Интересно, поверишь ли ты, сэр Макс, что виноват в этом не я один? Связь между учителем и учеником — удобная штука, но иногда доходит до крайностей. Ты меня обожал, чуть ли не в ноги готов был кланяться за „спасение“. Да и теперь иногда… Ну ладно. В общем, мне приходилось тебя обожать в ответ — не то чтобы я не собирался, но, будь моя воля, остыл бы уже к следующему утру.
Но не получалось. Да и потом тоже — а когда ты разорвал связь, я с удивлением обнаружил, что без сэра Макса вовсе неинтересно. Пасмурно, тоскливо, словом, хоть обратно в Тихий Город за ним лезь. Все эти годы думал, будто они только твои, смешные „светлые чувства“, а оказалось совсем не так. Кто-то снова обвел Чиффу вокруг пальца, можешь гордиться — немногим удавалось.
И что теперь?»
Что теперь? Что ты теперь станешь делать, сэр Джуффин Халли, совсем безоружный во сне? Макс, без сомнения, настоящий — и, конечно, он слушал и слышал. Джуффин растерянно улыбается.
— Согласишься не верить?
— Нет.
Другого ответа, впрочем, он не ожидал.
Когда они просыпаются, Джуффин поднимается на локтях, бегло оглядывает комнату, схватившись за рукоять клинка. Не учуяв чужого присутствия, валится на подушку и прикрывает глаза. Спокойно. Восстанавливает дыхание.

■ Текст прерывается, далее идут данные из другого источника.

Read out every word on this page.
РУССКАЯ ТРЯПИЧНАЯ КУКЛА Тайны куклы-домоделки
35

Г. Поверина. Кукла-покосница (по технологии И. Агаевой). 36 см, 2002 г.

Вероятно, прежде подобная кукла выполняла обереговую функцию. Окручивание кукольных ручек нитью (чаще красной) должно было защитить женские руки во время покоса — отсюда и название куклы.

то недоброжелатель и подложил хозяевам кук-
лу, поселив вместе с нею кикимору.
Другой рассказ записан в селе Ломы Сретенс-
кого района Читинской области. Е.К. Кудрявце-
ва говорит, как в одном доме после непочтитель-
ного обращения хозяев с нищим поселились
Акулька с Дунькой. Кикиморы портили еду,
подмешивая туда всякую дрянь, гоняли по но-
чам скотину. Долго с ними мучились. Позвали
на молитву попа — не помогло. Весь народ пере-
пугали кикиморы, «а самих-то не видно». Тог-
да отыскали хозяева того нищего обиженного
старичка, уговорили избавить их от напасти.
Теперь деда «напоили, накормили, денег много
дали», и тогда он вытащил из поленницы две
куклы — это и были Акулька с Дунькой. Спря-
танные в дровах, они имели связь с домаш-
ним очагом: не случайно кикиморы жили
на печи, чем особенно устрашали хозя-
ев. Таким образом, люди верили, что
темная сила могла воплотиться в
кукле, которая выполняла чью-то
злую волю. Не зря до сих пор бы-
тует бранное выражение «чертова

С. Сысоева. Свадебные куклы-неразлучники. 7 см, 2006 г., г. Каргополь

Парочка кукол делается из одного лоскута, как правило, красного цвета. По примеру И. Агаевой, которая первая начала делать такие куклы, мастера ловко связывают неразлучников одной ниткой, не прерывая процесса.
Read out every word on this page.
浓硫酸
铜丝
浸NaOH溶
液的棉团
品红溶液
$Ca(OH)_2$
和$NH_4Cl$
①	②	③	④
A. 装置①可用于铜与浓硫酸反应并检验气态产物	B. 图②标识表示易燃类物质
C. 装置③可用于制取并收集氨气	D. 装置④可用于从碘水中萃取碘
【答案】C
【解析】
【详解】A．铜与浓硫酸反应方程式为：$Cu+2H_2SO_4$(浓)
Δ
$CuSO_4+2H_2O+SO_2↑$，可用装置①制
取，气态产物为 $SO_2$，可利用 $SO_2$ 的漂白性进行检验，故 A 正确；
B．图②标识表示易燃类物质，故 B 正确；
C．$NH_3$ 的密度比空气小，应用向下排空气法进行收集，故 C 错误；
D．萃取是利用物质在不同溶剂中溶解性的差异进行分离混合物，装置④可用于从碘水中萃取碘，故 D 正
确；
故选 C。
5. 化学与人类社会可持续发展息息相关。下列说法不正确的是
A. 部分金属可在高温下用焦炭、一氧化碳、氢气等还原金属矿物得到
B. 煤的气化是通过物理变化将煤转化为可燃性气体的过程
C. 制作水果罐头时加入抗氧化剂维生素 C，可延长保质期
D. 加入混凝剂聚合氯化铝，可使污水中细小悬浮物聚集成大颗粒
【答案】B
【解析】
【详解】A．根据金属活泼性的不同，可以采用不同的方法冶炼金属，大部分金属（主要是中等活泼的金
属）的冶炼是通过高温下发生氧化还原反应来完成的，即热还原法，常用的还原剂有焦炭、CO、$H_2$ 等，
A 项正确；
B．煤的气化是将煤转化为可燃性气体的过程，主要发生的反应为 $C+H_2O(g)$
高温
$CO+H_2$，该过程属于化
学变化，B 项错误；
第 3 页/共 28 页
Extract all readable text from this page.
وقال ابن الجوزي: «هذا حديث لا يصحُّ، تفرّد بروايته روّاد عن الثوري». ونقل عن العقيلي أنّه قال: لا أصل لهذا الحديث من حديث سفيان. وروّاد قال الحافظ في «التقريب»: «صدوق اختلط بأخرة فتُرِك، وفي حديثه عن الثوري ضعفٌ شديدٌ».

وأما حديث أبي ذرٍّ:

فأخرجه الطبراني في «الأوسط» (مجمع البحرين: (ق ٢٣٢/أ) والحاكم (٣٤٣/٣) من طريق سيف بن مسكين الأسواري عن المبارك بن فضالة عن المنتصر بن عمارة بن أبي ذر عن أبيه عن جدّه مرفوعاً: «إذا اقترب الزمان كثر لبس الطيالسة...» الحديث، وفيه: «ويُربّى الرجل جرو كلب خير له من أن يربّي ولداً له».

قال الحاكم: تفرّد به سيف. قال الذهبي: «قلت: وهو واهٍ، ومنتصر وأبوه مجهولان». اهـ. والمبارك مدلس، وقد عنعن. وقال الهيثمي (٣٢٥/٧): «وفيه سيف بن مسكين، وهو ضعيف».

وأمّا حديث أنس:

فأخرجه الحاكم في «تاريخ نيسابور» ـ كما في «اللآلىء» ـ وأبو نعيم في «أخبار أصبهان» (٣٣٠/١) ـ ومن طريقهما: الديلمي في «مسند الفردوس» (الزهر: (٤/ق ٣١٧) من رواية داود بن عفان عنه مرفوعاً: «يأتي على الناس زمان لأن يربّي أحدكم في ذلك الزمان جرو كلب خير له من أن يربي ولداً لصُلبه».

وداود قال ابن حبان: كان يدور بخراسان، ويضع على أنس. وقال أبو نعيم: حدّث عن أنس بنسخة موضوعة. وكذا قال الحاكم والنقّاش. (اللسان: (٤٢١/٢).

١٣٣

Макс находит еще в полусне рукав его лоохи и сжимает в пальцах.
— Все равно какие-то глупости.
— И то правда.
— А еще вот не знаю, как мне тебя простить и поверить. Умом-то я понимаю, а сердцем… И не смотри так в окно, у тебя взгляд тяжелый. Городу не понравится.
Джуффин решает, что разыгрывать из себя что-то сейчас не имеет смысла. Давно уже, в общем-то, с Максом все его лица — ненужный грим, слова — пустой треп. Иногда, как ни прискорбно, нужно только ждать. Джуффин смотрит уверенно и спокойно:
— И это пройдет.
— Пройдет, конечно. Может, к вечеру или через неделю. Я тебя качественно возненавидел.
Он улыбается, а потом встает и распахивает окно в яркое утро. «Хотя, в общем-то, так себе постарался. Уже проходит.»